Where does the MCH come from? The FBC includes a red cell count, [RBC], MCV and Hb measurement. These are all done on the same analyser, simultaneously. Then with the wonders of technology, (Hb/RBC) gives us the MCH. (RBCxMCV) gives us the PCV or Hematocrit [same thing] and (Hb/PCV) gives us the MCHC.

In conditions where there is a lack of available iron, your body produces smaller red cells. (Microcytes). As you run out of iron, the cells released get smaller, and smaller. You also have difficulty in making Hb, as that's where the iron goes. So, the Hb goes down, the RBC doesn't move much, and then the Hb/RBC gives a smaller number. It takes a while, on the '1% of red cells replaced per day' approximation. The actual concentration of Hb in the RBC falls too, so the MCHC goes down too.

Another of the magic numbers in the FBC is the RDW. This is a measure of the width of the size distribution of the red cells. When change is occurring, you have new, smaller cells coming out, whilst older, bigger cells remain, so the RDW goes up. This reaches a maximum when you've got 'half and half' old and new, and then the RDW goes down again once the RBC size settles to the new value. Treatment reverses the above procedure, and the numbers go back to where they ought to be.

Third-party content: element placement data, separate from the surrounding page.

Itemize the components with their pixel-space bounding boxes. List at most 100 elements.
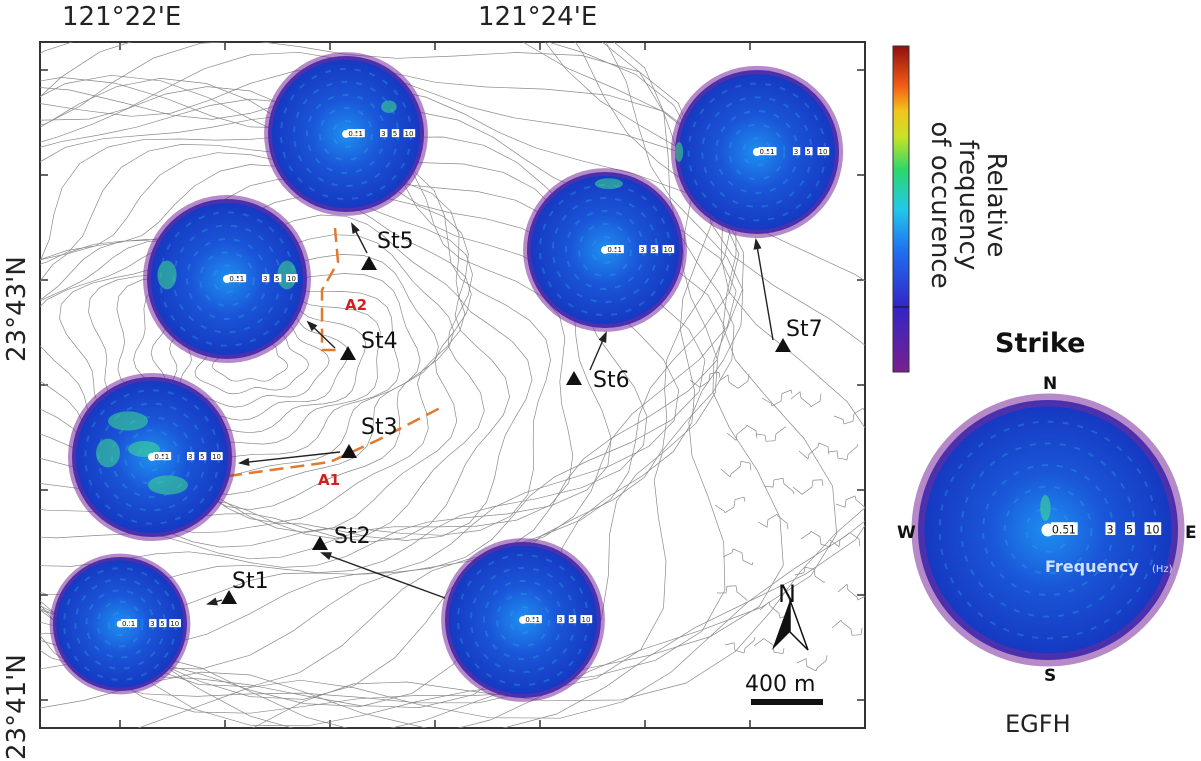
legend-dir-north: N xyxy=(1043,374,1058,394)
polar-tick-bg xyxy=(211,452,223,461)
polar-tick-label: 10 xyxy=(1146,523,1160,536)
arrow-st3-head xyxy=(237,457,250,467)
polar-tick-bg xyxy=(238,274,247,283)
legend-title: Strike xyxy=(995,328,1086,359)
stations: St1 St2 St3 St4 St5 St6 St7 xyxy=(221,229,823,604)
polar-tick-label: 10 xyxy=(170,620,179,628)
north-arrow: N xyxy=(772,580,809,651)
polar-tick-bg xyxy=(1144,522,1162,535)
polar-tick-bg xyxy=(817,147,830,156)
polar-tick-label: 5 xyxy=(200,453,204,461)
station-label-7: St7 xyxy=(786,317,823,342)
polar-tick-bg xyxy=(580,615,593,624)
lon-label-2: 121°24'E xyxy=(478,2,598,32)
polar-tick-label: 5 xyxy=(570,616,574,624)
polar-tick-bg xyxy=(199,452,207,461)
legend-dir-south: S xyxy=(1044,666,1057,686)
polar-tick-label: 3 xyxy=(558,616,562,624)
station-marker-3 xyxy=(341,444,357,458)
polar-tick-bg xyxy=(758,147,775,156)
arrow-st7 xyxy=(755,239,774,341)
polar-tick-label: 0.5 xyxy=(154,453,165,461)
polar-tick-bg xyxy=(169,619,181,628)
station-label-4: St4 xyxy=(361,329,398,354)
polar-tick-bg xyxy=(606,245,623,254)
polar-tick-label: 5 xyxy=(393,130,397,138)
legend-axis-label: Frequency xyxy=(1045,557,1139,576)
polar-tick-bg xyxy=(616,245,624,254)
polar-tick-bg xyxy=(391,129,400,138)
fault-traces xyxy=(227,227,441,478)
polar-tick-label: 1 xyxy=(165,453,169,461)
arrow-st7-head xyxy=(753,237,762,250)
polar-tick-label: 3 xyxy=(150,620,154,628)
polar-tick-label: 1 xyxy=(1069,523,1076,536)
polar-tick-bg xyxy=(650,245,659,254)
polar-tick-bg xyxy=(159,619,167,628)
polar-tick-bg xyxy=(639,245,647,254)
polar-tick-label: 10 xyxy=(212,453,221,461)
station-arrows xyxy=(206,222,774,606)
polar-tick-label: 5 xyxy=(652,246,656,254)
arrow-st2 xyxy=(321,552,446,599)
station-marker-1 xyxy=(221,590,237,604)
colorbar xyxy=(892,45,910,373)
polar-tick-bg xyxy=(568,615,577,624)
station-marker-2 xyxy=(312,536,328,550)
polar-tick-label: 3 xyxy=(188,453,192,461)
polar-tick-label: 1 xyxy=(617,246,621,254)
polar-tick-bg xyxy=(228,274,245,283)
polar-tick-label: 3 xyxy=(263,275,267,283)
polar-tick-bg xyxy=(769,147,777,156)
arrow-st4-head xyxy=(306,320,318,332)
station-label-6: St6 xyxy=(593,368,630,393)
polar-tick-label: 1 xyxy=(535,616,539,624)
polar-tick-label: 0.5 xyxy=(348,130,359,138)
arrow-st6-head xyxy=(598,331,607,344)
polar-tick-bg xyxy=(380,129,388,138)
polar-tick-label: 10 xyxy=(664,246,673,254)
polar-st5: 0.51 3 5 10 xyxy=(264,52,428,216)
polar-st3: 0.5 1 3 5 10 xyxy=(68,373,236,541)
polar-tick-label: 3 xyxy=(381,130,385,138)
polar-tick-bg xyxy=(805,147,813,156)
station-label-5: St5 xyxy=(377,229,414,254)
arrow-st1-head xyxy=(206,597,218,606)
polar-tick-label: 0.5 xyxy=(525,616,536,624)
polar-tick-label: 1 xyxy=(770,148,774,156)
polar-st2: 0.51 3 5 10 xyxy=(441,538,605,702)
polar-st7: 0.5 1 3 5 10 xyxy=(670,65,844,239)
polar-tick-bg xyxy=(121,619,138,628)
polar-tick-label: 0.5 xyxy=(607,246,618,254)
strike-legend-polar: 0.5 1 3 5 10 Frequency (Hz) xyxy=(911,393,1185,667)
polar-tick-label: 3 xyxy=(794,148,798,156)
station-label-2: St2 xyxy=(334,524,371,549)
polar-tick-label: 10 xyxy=(819,148,828,156)
polar-tick-label: 5 xyxy=(1126,523,1133,536)
polar-tick-label: 5 xyxy=(275,275,279,283)
area-label-a2: A2 xyxy=(345,296,367,314)
polar-tick-label: 5 xyxy=(160,620,164,628)
polar-tick-label: 3 xyxy=(640,246,644,254)
polar-tick-label: 0.5 xyxy=(229,275,240,283)
scale-bar: 400 m xyxy=(745,672,823,705)
arrow-st3 xyxy=(239,451,341,464)
polar-tick-label: 1 xyxy=(131,620,135,628)
polar-tick-label: 10 xyxy=(405,130,414,138)
map-ticks xyxy=(40,42,865,728)
polar-tick-label: 0.5 xyxy=(122,620,133,628)
polar-tick-bg xyxy=(163,452,172,461)
station-label-1: St1 xyxy=(232,569,269,594)
polar-tick-label: 3 xyxy=(1107,523,1114,536)
polar-tick-bg xyxy=(792,147,801,156)
polar-tick-bg xyxy=(524,615,541,624)
colorbar-title: Relative frequency of occurence xyxy=(925,115,1011,295)
colorbar-title-line1: Relative frequency xyxy=(953,139,1011,271)
polar-tick-label: 5 xyxy=(806,148,810,156)
lon-label-1: 121°22'E xyxy=(62,2,182,32)
north-arrow-label: N xyxy=(778,580,796,608)
polar-st4: 0.5 1 3 5 10 xyxy=(143,195,311,363)
polar-plots: 0.51 3 5 10 0.51 3 5 100.5 1 3 5 100.5 1 3 5 100.51 3 5 10… xyxy=(49,52,844,702)
station-label-3: St3 xyxy=(361,415,398,440)
station-marker-4 xyxy=(340,346,356,360)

Most of the above magic numbers were also available before we had multi-parameter FBC analysers. Unfortunately, back in those days [mid 1960s and earlier] the red cell count wasn't as precise, so the MCH wasn't as good a measure. The PCV [packed cell volume] was done in a centrifuge, and read off directly. However, the red cell column at the bottom of the tube had plasma trapped between the red cells. to complicate matters further, in iron deficiency, there is a bigger percentage of trapped plasma, so the PCV is slightly overstated. Consequently the MCHC comes out a bit lower in iron deficiency. In Hereditary Spherocytosis [HS], the red cells pack better in the centrifuge, so the MCHC comes out a bit higher in HS.

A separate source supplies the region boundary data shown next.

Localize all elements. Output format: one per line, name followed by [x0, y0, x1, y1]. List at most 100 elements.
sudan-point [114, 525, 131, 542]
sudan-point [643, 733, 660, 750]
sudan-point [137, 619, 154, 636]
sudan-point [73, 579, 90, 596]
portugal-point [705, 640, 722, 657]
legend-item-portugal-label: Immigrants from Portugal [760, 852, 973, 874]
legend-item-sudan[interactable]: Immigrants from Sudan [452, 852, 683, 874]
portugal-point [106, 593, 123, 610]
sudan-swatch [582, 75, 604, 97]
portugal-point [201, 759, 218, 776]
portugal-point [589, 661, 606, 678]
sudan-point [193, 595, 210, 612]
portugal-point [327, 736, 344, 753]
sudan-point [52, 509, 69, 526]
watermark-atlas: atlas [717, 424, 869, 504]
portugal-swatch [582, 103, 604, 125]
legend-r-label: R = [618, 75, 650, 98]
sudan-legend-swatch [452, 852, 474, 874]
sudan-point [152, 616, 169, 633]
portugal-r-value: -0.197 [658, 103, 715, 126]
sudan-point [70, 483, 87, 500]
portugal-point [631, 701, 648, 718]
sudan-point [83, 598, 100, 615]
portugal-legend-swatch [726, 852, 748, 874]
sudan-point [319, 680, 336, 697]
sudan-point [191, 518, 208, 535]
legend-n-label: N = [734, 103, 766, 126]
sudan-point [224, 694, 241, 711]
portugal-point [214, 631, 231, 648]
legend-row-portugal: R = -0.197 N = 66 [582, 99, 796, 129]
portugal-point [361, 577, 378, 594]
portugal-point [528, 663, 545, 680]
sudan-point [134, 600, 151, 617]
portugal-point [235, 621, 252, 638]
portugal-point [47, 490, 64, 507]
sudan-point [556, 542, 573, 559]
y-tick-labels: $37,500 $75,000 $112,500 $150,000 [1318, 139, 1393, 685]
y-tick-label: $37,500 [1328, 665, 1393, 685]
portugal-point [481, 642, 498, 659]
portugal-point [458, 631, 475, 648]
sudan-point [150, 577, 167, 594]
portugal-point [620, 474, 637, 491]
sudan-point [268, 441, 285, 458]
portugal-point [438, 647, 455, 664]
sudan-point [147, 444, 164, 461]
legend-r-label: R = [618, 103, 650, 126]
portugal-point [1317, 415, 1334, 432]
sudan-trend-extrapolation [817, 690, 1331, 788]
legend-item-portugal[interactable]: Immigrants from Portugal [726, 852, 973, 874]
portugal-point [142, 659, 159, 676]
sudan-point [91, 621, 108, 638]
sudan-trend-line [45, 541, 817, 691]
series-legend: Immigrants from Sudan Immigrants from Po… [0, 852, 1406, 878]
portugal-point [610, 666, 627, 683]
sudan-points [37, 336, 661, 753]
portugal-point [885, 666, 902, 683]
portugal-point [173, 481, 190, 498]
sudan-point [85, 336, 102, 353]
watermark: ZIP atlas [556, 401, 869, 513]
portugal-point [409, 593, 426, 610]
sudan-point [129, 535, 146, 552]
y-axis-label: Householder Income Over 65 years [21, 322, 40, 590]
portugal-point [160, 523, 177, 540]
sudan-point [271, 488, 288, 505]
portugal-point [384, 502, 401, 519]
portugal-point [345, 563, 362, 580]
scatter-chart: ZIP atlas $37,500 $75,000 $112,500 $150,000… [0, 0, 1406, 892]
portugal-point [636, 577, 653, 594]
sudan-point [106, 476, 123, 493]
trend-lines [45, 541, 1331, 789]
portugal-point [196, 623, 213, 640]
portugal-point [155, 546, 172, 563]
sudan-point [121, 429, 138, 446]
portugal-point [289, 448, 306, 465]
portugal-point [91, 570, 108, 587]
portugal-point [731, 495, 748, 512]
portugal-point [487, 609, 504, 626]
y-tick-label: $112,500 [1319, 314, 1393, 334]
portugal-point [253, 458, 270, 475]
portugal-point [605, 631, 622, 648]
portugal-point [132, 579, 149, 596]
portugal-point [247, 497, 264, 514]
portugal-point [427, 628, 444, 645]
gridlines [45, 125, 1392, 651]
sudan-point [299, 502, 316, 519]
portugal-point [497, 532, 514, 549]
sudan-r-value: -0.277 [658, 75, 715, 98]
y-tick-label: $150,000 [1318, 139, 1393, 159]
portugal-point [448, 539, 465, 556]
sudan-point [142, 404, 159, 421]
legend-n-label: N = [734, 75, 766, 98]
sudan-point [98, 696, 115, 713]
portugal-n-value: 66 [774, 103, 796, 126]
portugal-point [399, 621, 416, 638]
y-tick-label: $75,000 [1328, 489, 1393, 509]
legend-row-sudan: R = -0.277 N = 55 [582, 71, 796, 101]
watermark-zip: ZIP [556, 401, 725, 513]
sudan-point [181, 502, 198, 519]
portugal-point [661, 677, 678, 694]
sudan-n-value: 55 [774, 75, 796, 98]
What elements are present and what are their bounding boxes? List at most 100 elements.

Back in the mists of time, red cell counts could be performed down a microscope. The lack of precision was shocking compared to the modern equipment, as so few cells were counted [typically 500]whereas the modern kit counts massively more cells, [typically 50,000], and the dilution methods are far more precise than we could ever hope for using pipettes. Likewise, issues regarding mixing of samples played a big part in the errors.

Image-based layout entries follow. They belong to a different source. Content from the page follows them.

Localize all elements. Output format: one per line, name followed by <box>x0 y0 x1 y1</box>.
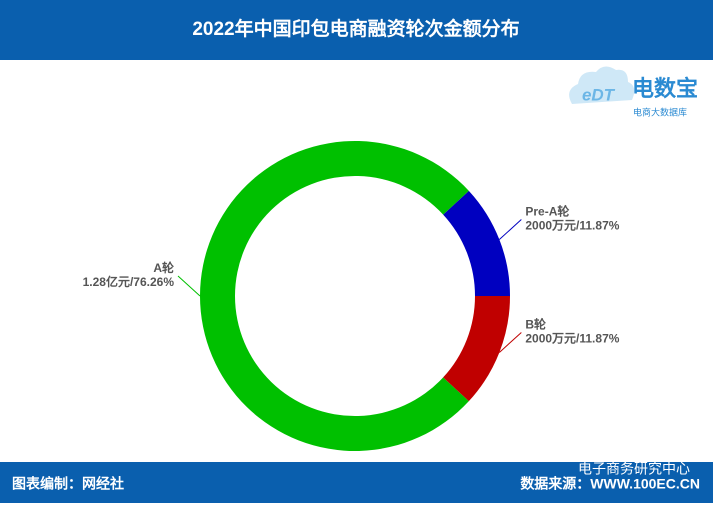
plot: Pre-A轮2000万元/11.87%A轮1.28亿元/76.26%B轮2000… <box>83 140 620 451</box>
logo: eDT 电数宝 电商大数据库 <box>569 66 698 117</box>
leader-line <box>177 275 201 297</box>
footer-bar <box>0 462 713 503</box>
header-bar <box>0 0 713 60</box>
leader-line <box>499 219 522 240</box>
slice-value-label: 2000万元/11.87% <box>525 219 619 233</box>
donut-slice <box>443 190 510 296</box>
slice-label: Pre-A轮 <box>525 204 570 219</box>
slice-label: A轮 <box>153 260 175 275</box>
chart-title: 2022年中国印包电商融资轮次金额分布 <box>192 17 519 40</box>
slice-label: B轮 <box>525 317 547 332</box>
slice-value-label: 2000万元/11.87% <box>525 332 619 346</box>
logo-name: 电数宝 <box>632 76 698 101</box>
logo-cloud <box>569 66 635 104</box>
footer-credit: 图表编制：网经社 <box>12 476 124 492</box>
footer-source: 数据来源：WWW.100EC.CN <box>520 476 700 492</box>
donut-slice <box>199 140 469 451</box>
leader-line <box>499 332 522 353</box>
donut-slice <box>443 296 510 402</box>
logo-subtitle: 电商大数据库 <box>633 106 687 117</box>
slice-value-label: 1.28亿元/76.26% <box>83 274 175 289</box>
footer-watermark: 电子商务研究中心 <box>578 461 690 477</box>
logo-mark: eDT <box>582 85 616 104</box>
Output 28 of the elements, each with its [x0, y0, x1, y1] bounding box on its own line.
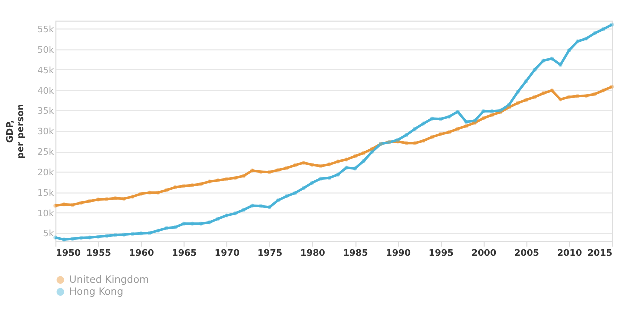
x-tick-label: 1970	[214, 248, 240, 259]
x-tick-label: 1950	[56, 248, 82, 259]
y-tick-label: 30k	[38, 128, 55, 138]
x-tick-label: 2000	[472, 248, 497, 259]
y-axis-title: GDP, per person	[6, 104, 27, 159]
legend-label: United Kingdom	[70, 275, 150, 286]
legend-label: Hong Kong	[70, 287, 124, 298]
y-tick-label: 5k	[43, 230, 55, 240]
x-tick-label: 1995	[428, 248, 454, 259]
x-tick-label: 1975	[258, 248, 283, 259]
y-tick-label: 50k	[38, 46, 55, 56]
x-tick-label: 1960	[129, 248, 154, 259]
y-tick-label: 40k	[38, 86, 55, 97]
y-tick-label: 25k	[38, 148, 55, 158]
y-tick-label: 15k	[38, 188, 55, 199]
y-tick-label: 45k	[38, 66, 55, 76]
y-tick-label: 20k	[38, 168, 55, 178]
x-tick-label: 2010	[557, 248, 582, 259]
x-tick-label: 2005	[514, 248, 540, 259]
x-tick-label: 1965	[172, 248, 197, 259]
x-tick-label: 1955	[86, 248, 112, 259]
y-tick-label: 55k	[38, 25, 55, 36]
x-tick-label: 2015	[588, 248, 613, 259]
x-tick-label: 1980	[300, 248, 326, 259]
y-tick-label: 10k	[38, 209, 55, 220]
y-tick-label: 35k	[38, 107, 55, 118]
x-tick-label: 1985	[343, 248, 368, 259]
x-tick-label: 1990	[386, 248, 411, 259]
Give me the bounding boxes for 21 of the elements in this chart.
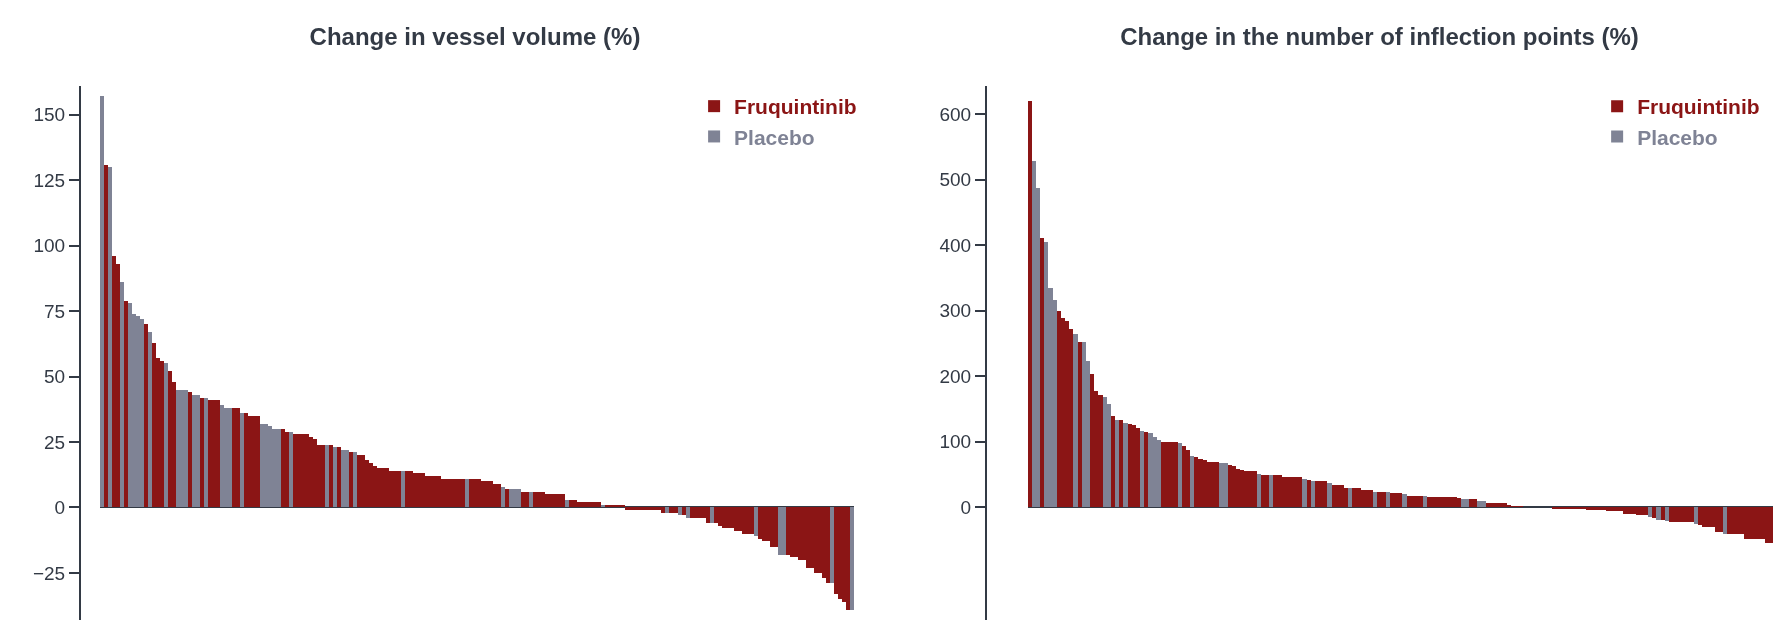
legend-label: Placebo	[1637, 125, 1718, 149]
y-tick-label: 300	[939, 300, 972, 322]
y-tick-label: 50	[44, 366, 66, 388]
chart-title: Change in vessel volume (%)	[309, 22, 641, 50]
y-tick-label: −25	[32, 562, 66, 584]
y-tick-label: 600	[939, 103, 972, 125]
y-tick-label: 100	[939, 431, 972, 453]
y-tick-label: 500	[939, 169, 972, 191]
legend-label: Fruquintinib	[1637, 95, 1760, 119]
y-tick-label: 400	[939, 234, 972, 256]
y-tick-label: 125	[33, 169, 66, 191]
y-tick-label: 0	[960, 496, 972, 518]
chart-title: Change in the number of inflection points (%)	[1120, 22, 1639, 50]
y-tick-label: 200	[939, 365, 972, 387]
legend-label: Placebo	[734, 125, 815, 149]
y-tick-label: 75	[44, 300, 66, 322]
y-tick-label: 150	[33, 104, 66, 126]
y-tick-label: 0	[54, 497, 66, 519]
y-tick-label: 100	[33, 235, 66, 257]
y-tick-label: 25	[44, 431, 66, 453]
legend-label: Fruquintinib	[734, 95, 857, 119]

Here endeth the lesson. Thank you for your patience.

Jo5454 profile image
Jo5454 in reply to FlipperTD

Thank you very much Flipper TD, it’s taken me a couple of days to attempt to understand fully, not sure I’m quite there yet but enjoying trying! Appreciate all that explaining and typing! All very interesting seeing how the precision has changed!

Can I ask about ferritin? Why do some us experience quite severe symptoms when ferritin is in range, but lower end please? And when you talk of iron deficiency do you mean the actual iron level being deficient or ironbstores please?